Пол повиновался. Суставы пальцев на правой его руке посинели и распухли.

– Бабушка, посмотри на его руку! – воскликнула я.

– Ничего страшного, – мужественно улыбнулся Пол. – Просто, когда я катался по полу…

– Катался по полу? – перебила бабушка. – Во время файс-додо, я правильно понимаю?

Пол покачал головой и попытался объяснить:

– Мы ели гумбо, и тут…

– Прижимай покрепче! – прервала бабушка.

С салфеткой, прижатой к губе, Пол не мог говорить, и в объяснения пустилась я:

– Это все Тёрнер Брауни. Он выделывался перед приятелями и наговорил нам кучу гадостей.

– Каких именно? – уточнила бабушка.

– Ну, ты разве не знаешь, что говорят? Всякие обидные вещи.

Несколько мгновений бабушка буравила меня взглядом, потом перевела глаза на Пола. Было невозможно что-нибудь скрыть от нее. Любого человека она видела насквозь, проникая в самые тайные его помыслы.

– Он говорил о твоей матери?

Я потупила голову, что было равнозначно утвердительному ответу. Бабушка тяжело вздохнула, прижав руку к сердцу:

– Да, такие люди никогда не переведутся. Они цепляются к чужим несчастьям, как мох к гнилому дереву.

Я посмотрела на Пола. Судя по расстроенному лицу, на душе у него кошки скребли. Наверняка он переживал, что не сдержался. Пол попытался было отнять от губы салфетку и начать извиняться, но я удержала его руку. Пол улыбнулся глазами – губ его я не видела.

– Держи примочку, – велела я.

Бабушка посмотрела на нас. Я улыбнулась, не отнимая своей руки от руки Пола.

– Он показал себя настоящим храбрецом, бабушка! – заявила я. – Ты же знаешь, какой здоровенный этот Тёрнер Брауни. Но Пол его не побоялся.

– И получил хорошую трепку, – усмехнулась бабушка. – Твой дедушка Джек был таким же храбрецом. Да и сейчас забияка. Плати он мне по пенни всякий раз, когда мне приходилось лечить его синяки и ссадины, у меня скопилось бы целое состояние. То с подбитым глазом явится домой, то с разорванным ухом. Другой бы поостерегся в следующий раз лезть в драку, но твоему дедушке уроки впрок не идут. Видно, когда Бог раздавал здравый смысл, на всех не хватило.

Дождь, вовсю барабанивший по оловянной крыше дома, затих, и теперь до нас доносился лишь редкий стук капель. Ветер тоже улегся. Бабушка открыла ставни, чтобы впустить в дом свежий воздух, и сделала глубокий вдох.
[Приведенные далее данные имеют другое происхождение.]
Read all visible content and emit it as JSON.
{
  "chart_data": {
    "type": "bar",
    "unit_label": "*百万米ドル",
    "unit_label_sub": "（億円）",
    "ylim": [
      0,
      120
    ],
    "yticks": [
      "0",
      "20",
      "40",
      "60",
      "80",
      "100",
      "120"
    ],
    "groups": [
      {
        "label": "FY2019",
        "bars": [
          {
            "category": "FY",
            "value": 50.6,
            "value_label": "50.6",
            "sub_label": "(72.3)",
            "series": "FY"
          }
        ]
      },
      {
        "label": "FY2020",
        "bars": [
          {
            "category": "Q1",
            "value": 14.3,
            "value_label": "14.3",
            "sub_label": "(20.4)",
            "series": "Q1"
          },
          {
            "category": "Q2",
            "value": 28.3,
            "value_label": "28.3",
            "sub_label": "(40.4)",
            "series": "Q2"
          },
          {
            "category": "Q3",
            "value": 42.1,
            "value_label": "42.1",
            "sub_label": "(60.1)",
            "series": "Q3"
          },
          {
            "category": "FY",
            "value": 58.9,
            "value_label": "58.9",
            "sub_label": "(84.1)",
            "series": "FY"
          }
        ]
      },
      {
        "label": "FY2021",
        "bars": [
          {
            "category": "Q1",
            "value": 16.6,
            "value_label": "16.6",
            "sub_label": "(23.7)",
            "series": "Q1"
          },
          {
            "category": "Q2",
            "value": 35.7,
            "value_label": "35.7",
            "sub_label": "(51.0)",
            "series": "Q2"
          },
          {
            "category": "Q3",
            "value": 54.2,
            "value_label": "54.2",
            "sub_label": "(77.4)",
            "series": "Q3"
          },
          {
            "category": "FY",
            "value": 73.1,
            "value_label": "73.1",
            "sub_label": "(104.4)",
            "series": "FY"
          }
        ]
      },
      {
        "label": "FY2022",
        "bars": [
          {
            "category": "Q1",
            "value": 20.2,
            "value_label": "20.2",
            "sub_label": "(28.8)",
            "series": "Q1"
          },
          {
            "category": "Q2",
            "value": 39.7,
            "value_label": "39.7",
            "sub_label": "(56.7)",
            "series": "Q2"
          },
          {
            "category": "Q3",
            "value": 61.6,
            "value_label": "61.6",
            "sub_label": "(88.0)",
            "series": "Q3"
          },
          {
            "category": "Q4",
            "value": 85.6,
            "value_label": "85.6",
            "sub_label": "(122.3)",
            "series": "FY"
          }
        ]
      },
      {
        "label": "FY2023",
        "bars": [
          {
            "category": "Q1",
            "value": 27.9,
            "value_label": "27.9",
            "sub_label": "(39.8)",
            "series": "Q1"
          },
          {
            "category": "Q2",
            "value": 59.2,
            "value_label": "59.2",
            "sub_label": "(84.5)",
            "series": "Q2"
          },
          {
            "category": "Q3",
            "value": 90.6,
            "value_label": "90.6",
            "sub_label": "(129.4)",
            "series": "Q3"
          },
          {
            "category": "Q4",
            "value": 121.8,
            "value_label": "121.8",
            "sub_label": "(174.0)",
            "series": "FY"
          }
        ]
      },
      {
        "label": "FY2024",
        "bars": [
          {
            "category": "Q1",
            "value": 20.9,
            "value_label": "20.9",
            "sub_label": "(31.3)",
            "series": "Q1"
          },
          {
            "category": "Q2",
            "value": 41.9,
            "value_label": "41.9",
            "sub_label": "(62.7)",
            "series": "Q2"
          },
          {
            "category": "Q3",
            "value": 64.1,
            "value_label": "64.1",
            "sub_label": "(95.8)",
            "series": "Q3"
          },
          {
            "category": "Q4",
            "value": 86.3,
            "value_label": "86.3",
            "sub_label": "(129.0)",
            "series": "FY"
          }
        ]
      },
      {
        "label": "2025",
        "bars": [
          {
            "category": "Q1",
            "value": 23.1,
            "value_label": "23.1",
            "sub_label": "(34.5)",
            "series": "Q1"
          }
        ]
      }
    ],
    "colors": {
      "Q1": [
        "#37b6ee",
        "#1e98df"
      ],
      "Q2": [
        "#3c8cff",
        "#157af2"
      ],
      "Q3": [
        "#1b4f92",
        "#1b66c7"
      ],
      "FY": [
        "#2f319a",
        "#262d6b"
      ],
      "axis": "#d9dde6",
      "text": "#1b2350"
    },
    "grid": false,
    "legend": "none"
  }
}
– После дождя в бухте так приятно пахнет, – сказала она. – Все пропитано свежестью и чистотой. Только людские души дождь не может очистить, – добавила она со вздохом.

Мне казалось, никогда прежде ее голос не звучал так устало и глухо. В темных глазах таилась печаль. Я не знала, что сказать, чем помочь ей. Бабуш ка вновь вздохнула и обхватила себя за плечи.

– Ты хорошо себя чувствуешь, бабушка? – подала голос я.

– Что? О да, конечно. Дай-ка посмотрю, что там с твоими боевыми ранами, – подошла она к Полу.

Пол отнял салфетки от губы и щеки, и мы с бабушкой принялись его рассматривать. Опухоль немного спала, но щека оставалась багровой, на нижней губе темнела ссадина.

Бабушка покачала головой, подошла к холодильнику, достала кусочек льда и завернула в салфетку.

– Прижми к щеке и держи, пока не станет слишком уж холодно, – распорядилась она. – Тогда прижми к губе. Потом опять к щеке, и так – пока лед не растает. Понял?

– Да, мэм, – кивнул Пол. – Я вам очень благодарен. И мне ужасно жаль, что все так вышло. Не надо было обращать внимания на этого Брауни.

На несколько мгновений взгляд бабушки Кэтрин, устремленный на Пола, стал жестким и пронзительным, потом смягчился.

– Если не обращать внимания на зло, оно завладеет миром, – заметила она. – Это, конечно, не значит, что надо без конца лезть в драки. Кулаки ничего не решают.